Industrie/Négoce

Pénurie de carburant : l’industrie des matériaux de construction en difficulté

Mots clés : Carburant - Produits et matériaux

Dans un communiqué, l’Union nationale des industries de carrières et de matériaux de construction (Unicem) s’inquiète de la situation des entreprises de la filière, confrontées depuis une dizaine de jours à la pénurie de carburant.

Le gouvernement a promis que la situation des stations-essence s’améliorerait la semaine prochaine mais cela n’a pas suffi à rassurer l’Unicem. Après la FFB et la Capeb, c’est au tour des représentants de la filière des matériaux de construction de lancer un appel alarmiste au gouvernement pour « la survie économique » de leurs entreprises. Selon la Fédération, nombre de ces sociétés – en rupture de ravitaillement – sont aujourd’hui dans l’incapacité de livrer leurs clients.

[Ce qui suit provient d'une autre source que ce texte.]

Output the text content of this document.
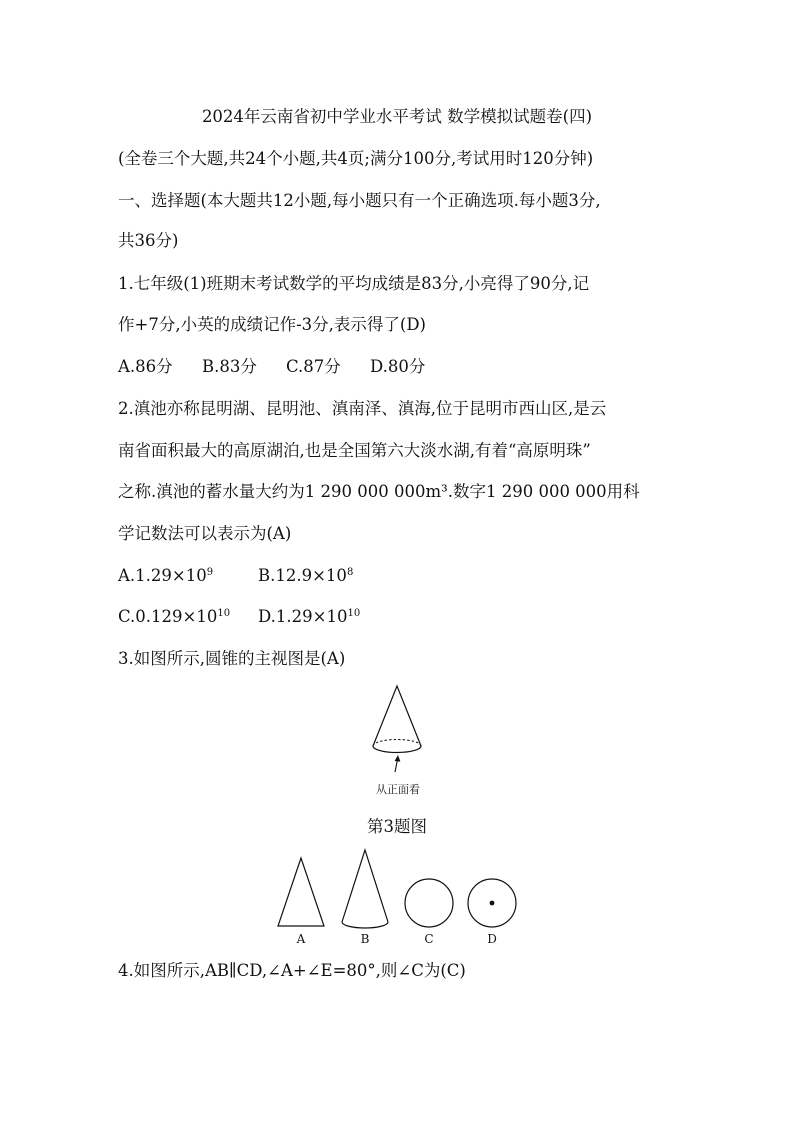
2024年云南省初中学业水平考试 数学模拟试题卷(四)
(全卷三个大题,共24个小题,共4页;满分100分,考试用时120分钟)
一、选择题(本大题共12小题,每小题只有一个正确选项.每小题3分,
共36分)
1.七年级(1)班期末考试数学的平均成绩是83分,小亮得了90分,记
作+7分,小英的成绩记作-3分,表示得了(D)
A.86分 B.83分 C.87分 D.80分
2.滇池亦称昆明湖、昆明池、滇南泽、滇海,位于昆明市西山区,是云
南省面积最大的高原湖泊,也是全国第六大淡水湖,有着“高原明珠”
之称.滇池的蓄水量大约为1 290 000 000m³.数字1 290 000 000用科
学记数法可以表示为(A)
$A.1.29\times 10^9$	$B.12.9\times 10^8$
$C.0.129\times 10^{10}$ $D.1.29\times 10^{10}$
3.如图所示,圆锥的主视图是(A)
从正面看
第3题图
A	B	C	D
4.如图所示,AB∥CD,∠A+∠E=80°,则∠C为(C)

 « Cette situation sans précédent conduit à une rupture d’approvisionnement en matériaux de construction (granulats, béton, bitume …) dans de nombreuses régions », alerte l’Unicem, qui rend compte de « situations différenciées mais toujours critiques » dans l’Hexagone :

Dans le Sud, « en région Paca particulièrement, de nombreuses unités de productions de béton, de bitume et de granulats vont être amenées à fermer au cours de la semaine à venir ».  Au Nord, « notamment en Normandie,  les unités de production de matériaux de construction, à l’arrêt partiel la semaine dernière, sont en veille sur les évolutions à venir dans la semaine, notamment sur le secteur du Havre », précise la Fédération. « Les éventuels blocages des écluses du port du Havre empêchent les déchargements de granulats marins, ainsi que les expéditions de granulats. C’est tout l’approvisionnement en granulats de l’Ile-de-France qui est potentiellement menacé. » A l’ouest, en Bretagne et Pays-de-la-Loire,  « les centrales d’enrobés ne fonctionnent déjà plus ».

Du côté du béton prêt à l’emploi, filière pour laquelle il n’existe par nature aucun stock, on considère « qu’en cas de statu quo de la situation sociale dans le pays, plus de 50% des unités de production de béton prêt à l’emploi seront dans la nécessité d’arrêter leur production dès le milieu de la semaine. Le manque à gagner pour la profession serait de plus de huit millions d’euros par semaine », estime l’Unicem.

Appel à l’instauration d’un service minimum 

 Dans ce contexte, l’Unicem «  demande aux pouvoirs publics d’assurer aux entreprises les moyens d’honorer leurs carnets de commandes » et, plus généralement,

–         « de veiller au respect du droit et de prendre les mesures permettant de garantir l’intérêt général, la liberté de travailler et de circuler librement.

–         – d’instaurer un service minimum applicable au secteur de la production et de la distribution d’énergie afin d’assurer l’approvisionnement des entreprises ».